Where Things Break at Scale

This architecture is robust for dozens, even hundreds, of concurrent users. The primary bottleneck becomes database write contention on the `whiteboard_operations` table. For a truly massive-scale application (thousands of concurrent editors on one board), you'd likely graduate from PostgreSQL as your primary event bus. You might introduce an intermediate layer like Redis Streams or Kafka to handle the high-throughput stream of incoming operations, with workers that consume from this stream and persist to the database asynchronously. However, for 99% of use cases, a well-indexed Postgres table is more than sufficient.

Pragmatic Tradeoffs and Correctness

Building a perfect, conflict-free system is an academic exercise. Building a useful one involves pragmatic tradeoffs.

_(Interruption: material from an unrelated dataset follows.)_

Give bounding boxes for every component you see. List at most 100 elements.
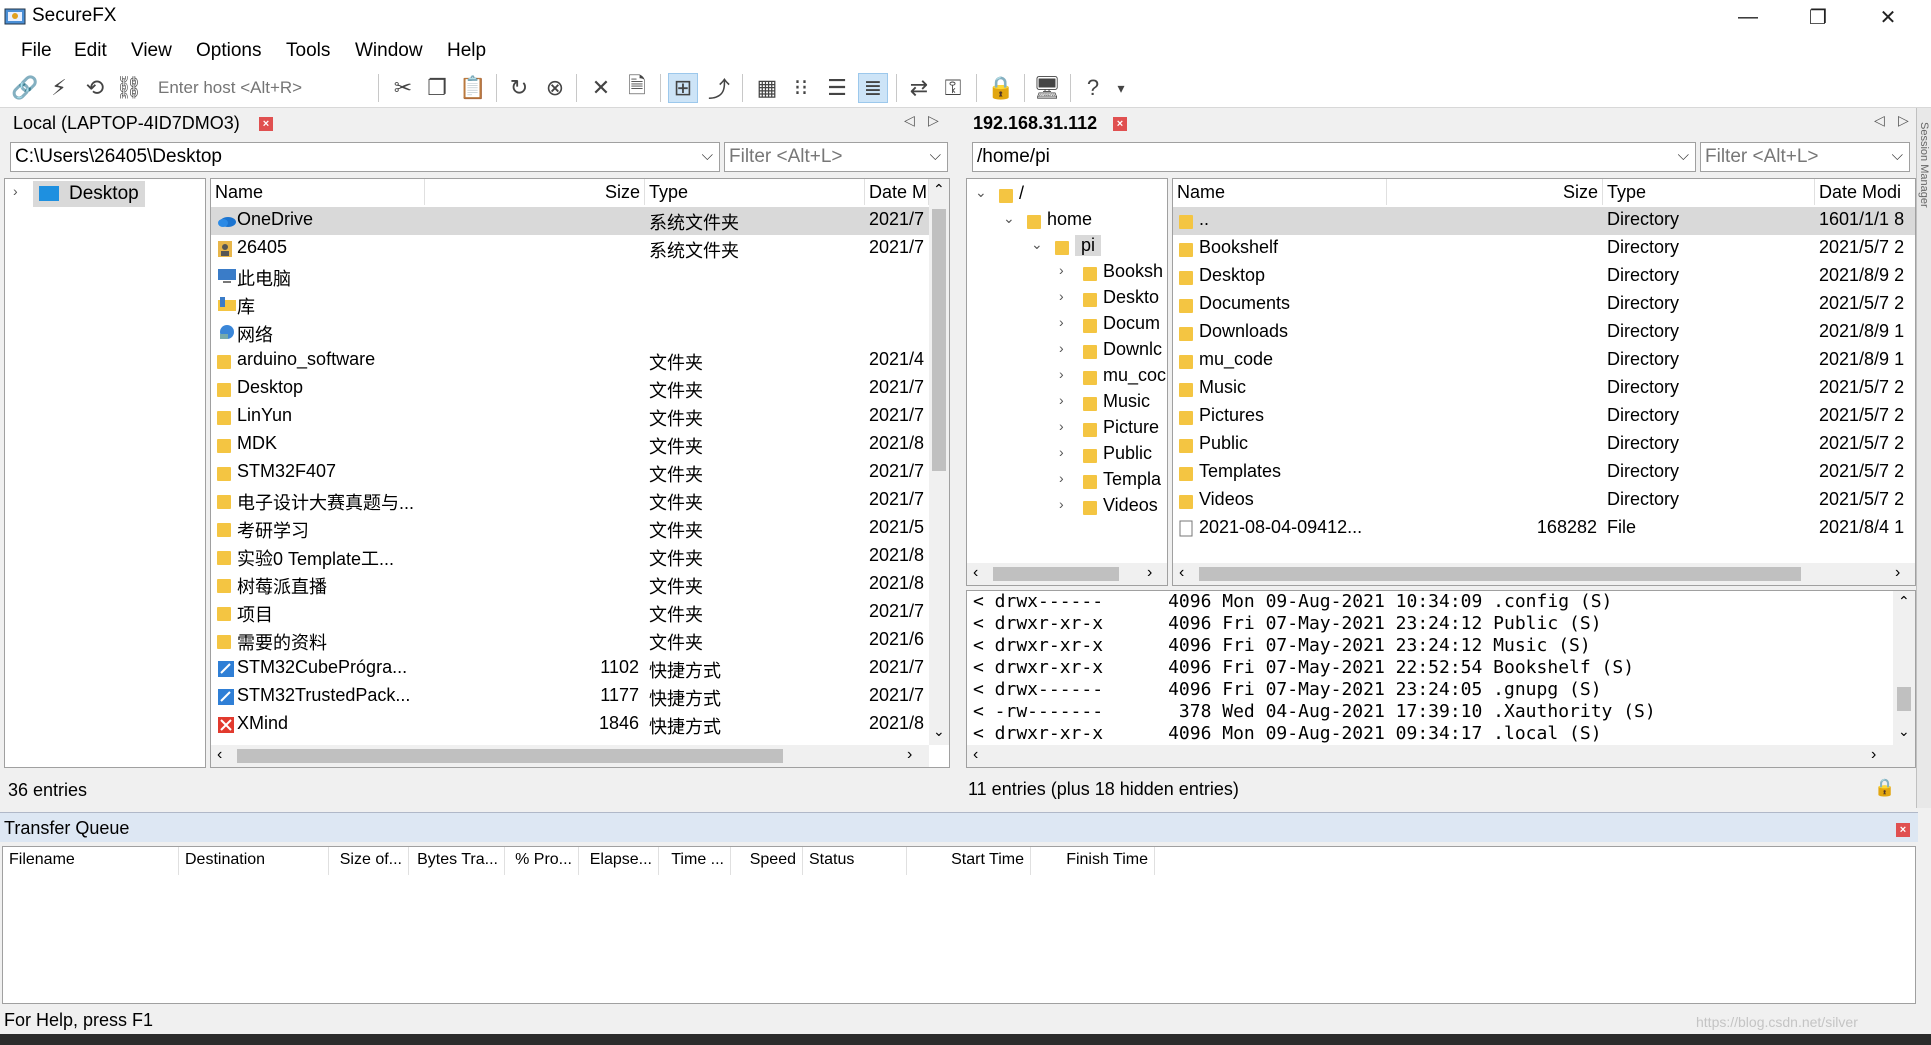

Conflict Resolution: What if two users move the same element simultaneously? The simplest and often most effective strategy is Last Write Wins (LWW). The server processes operations serially. Whichever operation is persisted last becomes the new state. For a whiteboard, this is usually acceptable. The visual feedback is immediate, and humans are good at socially resolving minor conflicts ("Oops, sorry, you move it."). Implementing more complex strategies like CRDTs or operational transforms adds significant complexity for a benefit that may not be perceived by the user.

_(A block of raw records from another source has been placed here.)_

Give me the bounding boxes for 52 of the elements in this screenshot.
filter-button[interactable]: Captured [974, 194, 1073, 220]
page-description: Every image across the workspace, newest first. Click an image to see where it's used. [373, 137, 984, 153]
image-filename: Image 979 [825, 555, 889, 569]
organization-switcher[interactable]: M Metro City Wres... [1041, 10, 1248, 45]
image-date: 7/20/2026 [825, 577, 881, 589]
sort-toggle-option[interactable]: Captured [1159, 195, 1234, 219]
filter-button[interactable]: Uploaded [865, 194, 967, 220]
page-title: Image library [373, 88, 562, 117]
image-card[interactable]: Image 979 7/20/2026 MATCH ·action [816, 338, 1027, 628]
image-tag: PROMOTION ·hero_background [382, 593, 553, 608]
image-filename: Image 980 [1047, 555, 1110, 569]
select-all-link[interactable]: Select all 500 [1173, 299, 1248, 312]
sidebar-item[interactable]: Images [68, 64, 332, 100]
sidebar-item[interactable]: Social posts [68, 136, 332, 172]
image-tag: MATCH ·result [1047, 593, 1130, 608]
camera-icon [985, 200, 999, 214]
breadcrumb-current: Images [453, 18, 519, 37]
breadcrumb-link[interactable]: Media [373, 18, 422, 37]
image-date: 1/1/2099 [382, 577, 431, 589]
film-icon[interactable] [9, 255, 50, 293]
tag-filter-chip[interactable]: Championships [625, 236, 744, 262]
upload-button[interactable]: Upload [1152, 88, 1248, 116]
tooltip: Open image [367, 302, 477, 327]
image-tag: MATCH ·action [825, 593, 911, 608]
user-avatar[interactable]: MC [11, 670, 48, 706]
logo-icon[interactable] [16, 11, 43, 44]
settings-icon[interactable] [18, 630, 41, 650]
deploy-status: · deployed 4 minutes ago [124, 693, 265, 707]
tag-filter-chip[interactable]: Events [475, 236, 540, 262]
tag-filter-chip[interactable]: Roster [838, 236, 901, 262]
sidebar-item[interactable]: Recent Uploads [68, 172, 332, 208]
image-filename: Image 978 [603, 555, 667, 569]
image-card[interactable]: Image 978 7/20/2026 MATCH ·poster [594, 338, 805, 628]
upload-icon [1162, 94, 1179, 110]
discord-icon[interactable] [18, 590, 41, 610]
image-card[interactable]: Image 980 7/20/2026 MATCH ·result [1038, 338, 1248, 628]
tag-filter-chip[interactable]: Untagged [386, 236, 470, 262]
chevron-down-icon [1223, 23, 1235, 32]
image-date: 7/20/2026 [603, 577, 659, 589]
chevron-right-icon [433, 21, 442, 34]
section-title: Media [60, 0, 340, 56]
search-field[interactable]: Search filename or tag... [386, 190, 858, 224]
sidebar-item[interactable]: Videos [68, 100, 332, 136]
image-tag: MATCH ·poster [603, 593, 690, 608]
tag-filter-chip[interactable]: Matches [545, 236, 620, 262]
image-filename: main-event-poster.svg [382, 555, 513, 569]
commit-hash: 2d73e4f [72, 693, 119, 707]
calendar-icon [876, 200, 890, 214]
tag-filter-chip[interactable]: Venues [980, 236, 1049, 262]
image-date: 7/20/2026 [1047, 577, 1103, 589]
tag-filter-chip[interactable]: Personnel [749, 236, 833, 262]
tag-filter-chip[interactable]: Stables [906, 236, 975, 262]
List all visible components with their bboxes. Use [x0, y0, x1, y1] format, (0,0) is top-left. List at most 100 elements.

Undo/Redo: The event log makes undo possible. A simple per-user undo stack can be managed on the client. When a user hits "undo," the client finds their last operation and sends a compensating operation to the server (e.g., a `delete` for a `create`). A shared, global undo is vastly more complex and often confusing for users. Sticking to a user-scoped undo is a key pragmatic choice.

The Human-in-the-Loop: The most important aspect is that the system must be intelligible to the user. If an optimistic update fails (e.g., due to a server-side validation error), the temporary shape must be removed from the local canvas with clear feedback. The system's correctness is ultimately in service of the user's mental model. If the canvas state occasionally deviates for a second before snapping into its consistent state, that's often a better user experience than a system that locks up waiting for perfect consensus.

Reflection

The collaborative whiteboard problem is a fantastic microcosm of modern web application development. It elegantly ties together database design, real-time communication protocols, and front-end user experience. It serves as a reminder that the most challenging problems aren't always about raw computational power, but about orchestrating state across a distributed system where the most critical nodes are the humans staring at the screens.

Choosing a stack like Rails and Hotwire doesn't just work; it provides a clear, coherent model for reasoning about this state management. By keeping the authority on the server and using lightweight client-side controllers for UX polish, we can build incredibly powerful, real-time features without drowning in client-side complexity.